Indices are meant to be measuring sticks. They give us a sense of where markets have been and where they stand today. The original stock market indices did exactly that. Charles Dow, co-founder of Dow Jones & Co., first published an index of 11 stocks – nine of which were railroad companies – in 1884. The index was a measure of the stock price performance of the firms that formed the foundation of the U.S. economy at that time.
Fast forward nearly 135 years and a lot has changed. Dow's first index was a flop. His next was a hit. The Dow Jones Industrial Average, launched in 1896, still occupies prime real estate on the masthead of The Wall Street Journal.
According to the Index Industry Association, there are now more than 3.7 million indices. This figure is often used as evidence that indexing has run amok. Far more meaningful is how we've arrived at that 3.7 million number. The 100-plus years it took to get from a single index to nearly 4 million have been marked by significant evolution in the realm of indexing.
I don't think it's a stretch to say that index investing has been the most meaningful development in the history of indices. The advent of the first index portfolios in the 1970s turned market indices into targets. Most notable among them was Vanguard founder Jack Bogle's creation: the first index mutual fund. What had started as a means of taking the market's temperature evolved into a yardstick for active managers and ultimately the bull's-eye for an emerging crop of index portfolio managers.
Indices adapt to a changing world
This evolution from measure to target spurred further development. In the early days of indexing, it was tough for index portfolio managers. Funds were subscale and expensive, trading was costly, handling corporate actions like mergers and acquisitions was tricky, and rebalancing attracted the attention of opportunistic traders looking to front-run index events and push stock prices higher ahead of index inclusion.
Indices adapted to accommodate. Making float adjustments to firms' market capitalisation to better reflect the investable market and reduce trading costs was once controversial. It is now an industry standard. Changes to communicating and executing index events like rebalancing, additions, and deletions have also been driven by the growth in index-tracking portfolios and the demands of their sponsors. All these incremental changes have been aimed at reducing the cost of indexing for investors and minimising indexing's effects on markets.
More recently, indices have mutated into a form of what they've long been used to judge: active management. This is evidenced by the growth of strategic or smart beta exchange-traded products, or ETPs. These products are underpinned by indices that try to codify market-beating strategies in an index format.
This latest phase in the evolution of indices was driven in large part by asset managers' desire to offer something different from standard market-cap-weighted index exposure. The case for moving away from market-cap-weighting gathered steam in the wake of the bursting of the dot-com bubble, when its flaws were laid bare. It was the meltdown that launched a thousand new ways to reweight indices.
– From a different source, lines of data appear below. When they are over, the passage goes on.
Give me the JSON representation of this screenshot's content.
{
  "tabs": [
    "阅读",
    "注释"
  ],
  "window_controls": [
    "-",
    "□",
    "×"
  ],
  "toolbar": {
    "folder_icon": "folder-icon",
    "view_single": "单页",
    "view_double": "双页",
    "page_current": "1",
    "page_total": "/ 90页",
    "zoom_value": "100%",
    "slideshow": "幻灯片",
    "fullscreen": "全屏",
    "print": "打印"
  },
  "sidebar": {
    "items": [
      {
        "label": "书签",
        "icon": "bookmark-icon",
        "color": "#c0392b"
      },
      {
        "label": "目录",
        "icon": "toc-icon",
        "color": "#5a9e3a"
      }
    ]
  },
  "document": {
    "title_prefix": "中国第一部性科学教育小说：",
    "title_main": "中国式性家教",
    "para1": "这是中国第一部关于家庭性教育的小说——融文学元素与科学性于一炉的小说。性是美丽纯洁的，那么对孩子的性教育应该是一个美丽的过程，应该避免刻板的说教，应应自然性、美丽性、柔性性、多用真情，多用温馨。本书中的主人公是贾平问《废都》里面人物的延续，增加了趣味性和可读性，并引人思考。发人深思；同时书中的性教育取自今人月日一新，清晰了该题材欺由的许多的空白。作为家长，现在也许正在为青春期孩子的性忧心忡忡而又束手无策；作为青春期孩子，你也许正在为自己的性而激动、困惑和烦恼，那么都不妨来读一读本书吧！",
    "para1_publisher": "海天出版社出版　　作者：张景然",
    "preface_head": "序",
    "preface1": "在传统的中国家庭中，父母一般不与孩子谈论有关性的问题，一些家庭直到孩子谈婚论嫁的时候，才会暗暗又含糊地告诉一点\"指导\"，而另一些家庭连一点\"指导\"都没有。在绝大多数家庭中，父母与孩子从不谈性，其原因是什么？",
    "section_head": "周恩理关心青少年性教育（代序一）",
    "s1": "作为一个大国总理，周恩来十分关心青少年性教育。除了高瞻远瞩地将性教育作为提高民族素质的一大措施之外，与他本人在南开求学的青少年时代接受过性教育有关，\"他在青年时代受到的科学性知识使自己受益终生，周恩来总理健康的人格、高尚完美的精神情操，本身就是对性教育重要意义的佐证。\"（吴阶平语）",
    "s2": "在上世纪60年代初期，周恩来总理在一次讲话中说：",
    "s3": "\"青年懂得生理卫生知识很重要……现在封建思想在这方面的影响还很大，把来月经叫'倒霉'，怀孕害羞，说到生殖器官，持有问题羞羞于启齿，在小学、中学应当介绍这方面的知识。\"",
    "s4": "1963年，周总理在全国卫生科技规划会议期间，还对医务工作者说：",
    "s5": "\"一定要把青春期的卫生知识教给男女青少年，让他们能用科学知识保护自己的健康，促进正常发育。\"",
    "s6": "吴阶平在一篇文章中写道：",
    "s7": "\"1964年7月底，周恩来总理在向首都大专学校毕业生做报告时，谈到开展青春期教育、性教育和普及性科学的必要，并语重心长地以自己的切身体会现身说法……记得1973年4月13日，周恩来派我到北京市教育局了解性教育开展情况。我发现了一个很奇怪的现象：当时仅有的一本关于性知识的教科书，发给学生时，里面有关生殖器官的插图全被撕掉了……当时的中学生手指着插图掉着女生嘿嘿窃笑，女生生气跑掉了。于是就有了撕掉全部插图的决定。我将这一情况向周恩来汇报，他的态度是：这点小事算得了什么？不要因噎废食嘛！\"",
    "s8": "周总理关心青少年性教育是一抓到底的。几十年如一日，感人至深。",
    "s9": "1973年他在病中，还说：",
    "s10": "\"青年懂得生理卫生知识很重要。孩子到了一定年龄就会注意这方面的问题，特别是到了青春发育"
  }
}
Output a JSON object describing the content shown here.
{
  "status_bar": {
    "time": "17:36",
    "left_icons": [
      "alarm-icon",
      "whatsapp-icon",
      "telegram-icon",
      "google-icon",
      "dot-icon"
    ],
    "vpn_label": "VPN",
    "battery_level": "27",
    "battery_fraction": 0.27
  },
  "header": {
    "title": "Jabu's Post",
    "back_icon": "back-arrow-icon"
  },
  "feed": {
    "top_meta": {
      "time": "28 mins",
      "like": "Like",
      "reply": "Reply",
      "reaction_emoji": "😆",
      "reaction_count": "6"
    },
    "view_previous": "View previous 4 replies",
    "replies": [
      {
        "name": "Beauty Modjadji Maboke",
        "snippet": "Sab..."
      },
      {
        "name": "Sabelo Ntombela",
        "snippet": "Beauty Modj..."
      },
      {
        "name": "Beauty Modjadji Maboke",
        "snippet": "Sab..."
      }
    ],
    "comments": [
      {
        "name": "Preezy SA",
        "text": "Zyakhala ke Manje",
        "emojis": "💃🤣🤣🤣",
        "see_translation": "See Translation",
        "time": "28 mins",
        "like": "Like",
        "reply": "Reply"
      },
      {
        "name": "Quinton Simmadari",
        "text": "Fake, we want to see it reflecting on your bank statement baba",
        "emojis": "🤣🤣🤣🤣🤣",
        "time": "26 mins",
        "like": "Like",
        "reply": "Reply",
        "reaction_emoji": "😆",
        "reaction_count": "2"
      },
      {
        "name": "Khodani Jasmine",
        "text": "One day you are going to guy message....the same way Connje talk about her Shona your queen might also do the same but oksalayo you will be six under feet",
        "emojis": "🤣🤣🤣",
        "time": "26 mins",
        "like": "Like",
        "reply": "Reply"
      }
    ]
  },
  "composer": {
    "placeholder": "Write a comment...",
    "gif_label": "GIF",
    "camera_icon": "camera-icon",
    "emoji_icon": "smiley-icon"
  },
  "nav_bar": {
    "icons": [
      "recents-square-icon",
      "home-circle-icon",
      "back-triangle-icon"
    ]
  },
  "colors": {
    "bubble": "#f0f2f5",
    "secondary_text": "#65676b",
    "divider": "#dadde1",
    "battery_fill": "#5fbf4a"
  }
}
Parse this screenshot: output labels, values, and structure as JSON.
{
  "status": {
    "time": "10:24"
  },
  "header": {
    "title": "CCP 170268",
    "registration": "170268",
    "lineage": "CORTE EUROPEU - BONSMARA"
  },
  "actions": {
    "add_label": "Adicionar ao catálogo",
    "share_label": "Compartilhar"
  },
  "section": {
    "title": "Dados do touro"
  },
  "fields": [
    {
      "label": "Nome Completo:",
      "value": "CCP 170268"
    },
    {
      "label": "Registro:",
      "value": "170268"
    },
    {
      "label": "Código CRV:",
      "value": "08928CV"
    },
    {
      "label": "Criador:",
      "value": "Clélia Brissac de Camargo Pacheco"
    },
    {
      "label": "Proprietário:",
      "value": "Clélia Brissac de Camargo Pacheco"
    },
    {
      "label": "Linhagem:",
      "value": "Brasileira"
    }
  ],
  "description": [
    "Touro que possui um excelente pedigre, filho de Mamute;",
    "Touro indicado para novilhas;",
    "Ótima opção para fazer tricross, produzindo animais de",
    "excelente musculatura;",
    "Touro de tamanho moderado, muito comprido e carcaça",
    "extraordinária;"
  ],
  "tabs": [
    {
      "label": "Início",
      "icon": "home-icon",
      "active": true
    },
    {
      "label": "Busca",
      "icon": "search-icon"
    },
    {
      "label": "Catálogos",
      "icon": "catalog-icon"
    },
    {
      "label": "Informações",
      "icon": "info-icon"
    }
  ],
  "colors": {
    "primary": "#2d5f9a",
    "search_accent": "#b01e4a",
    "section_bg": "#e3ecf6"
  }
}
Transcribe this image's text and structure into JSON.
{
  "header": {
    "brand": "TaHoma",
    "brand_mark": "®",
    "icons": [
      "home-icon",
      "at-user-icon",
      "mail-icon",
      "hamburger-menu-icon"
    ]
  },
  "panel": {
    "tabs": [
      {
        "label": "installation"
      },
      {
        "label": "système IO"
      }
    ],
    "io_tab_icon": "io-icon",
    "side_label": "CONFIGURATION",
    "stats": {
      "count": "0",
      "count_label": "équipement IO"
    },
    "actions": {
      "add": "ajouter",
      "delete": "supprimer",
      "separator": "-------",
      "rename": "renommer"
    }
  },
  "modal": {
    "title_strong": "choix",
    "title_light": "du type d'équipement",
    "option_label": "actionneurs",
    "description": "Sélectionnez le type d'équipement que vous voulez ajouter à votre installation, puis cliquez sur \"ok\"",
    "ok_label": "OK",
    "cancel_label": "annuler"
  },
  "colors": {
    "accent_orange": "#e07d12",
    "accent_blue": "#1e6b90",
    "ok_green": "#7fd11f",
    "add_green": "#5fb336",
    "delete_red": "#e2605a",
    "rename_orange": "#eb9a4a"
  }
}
The common thread among all these new methods is that they stray from measuring the market and instead try to beat it.
The metamorphosis from measure to target to active management has sucked the meaning out of the term "index". I would argue that "true" indices are those that most broadly measure a segment of the market. That implies full market-cap coverage and market-cap-weighting. Anything different begins to inch across the passive-to-active spectrum in the direction of active management.
Active strategies in index form
Indices will keep evolving. The purest of them will continue to be refined with an eye toward capturing a fuller spectrum of the world's financial markets and minimising their impact on the securities they aim to track. Examples of this trend from recent years include Vanguard and iShares moving many of their index funds and exchange-traded funds to indices that capture more of the investable market.
I expect asset managers and index providers will keep trying to distill active strategies into an index format. To the extent that strategic beta ETFs are less costly, more tax-efficient, and rigidly rules-based, they might have a leg up over more-traditional approaches to active management. But the arithmetic of active management still applies. The average fund will match the market before fees and lag it once fees have been accounted for. The evidence we have thus far shows that this new brand of active management will likely yield similar results to more-conventional forms.
Indexing will inevitably expand to new frontiers. There are corners of the market that will become more accessible over time. As this happens, investor interest will grow and along with it the demand for indices to measure these market segments and obtain exposure to them via index funds.
Investors have benefited tremendously from the growth and evolution of indices. Their use in performance management keeps active managers honest. Their use as the basis of index funds and ETFs has reduced the cost of investing and given investors an alternative to active management. Their more recent transformation has further tightened the screws on active managers, delivering a new form of active management at a competitive price point. Indices have been a disruptive force, and I expect that they will continue to tilt the landscape in investors' favour.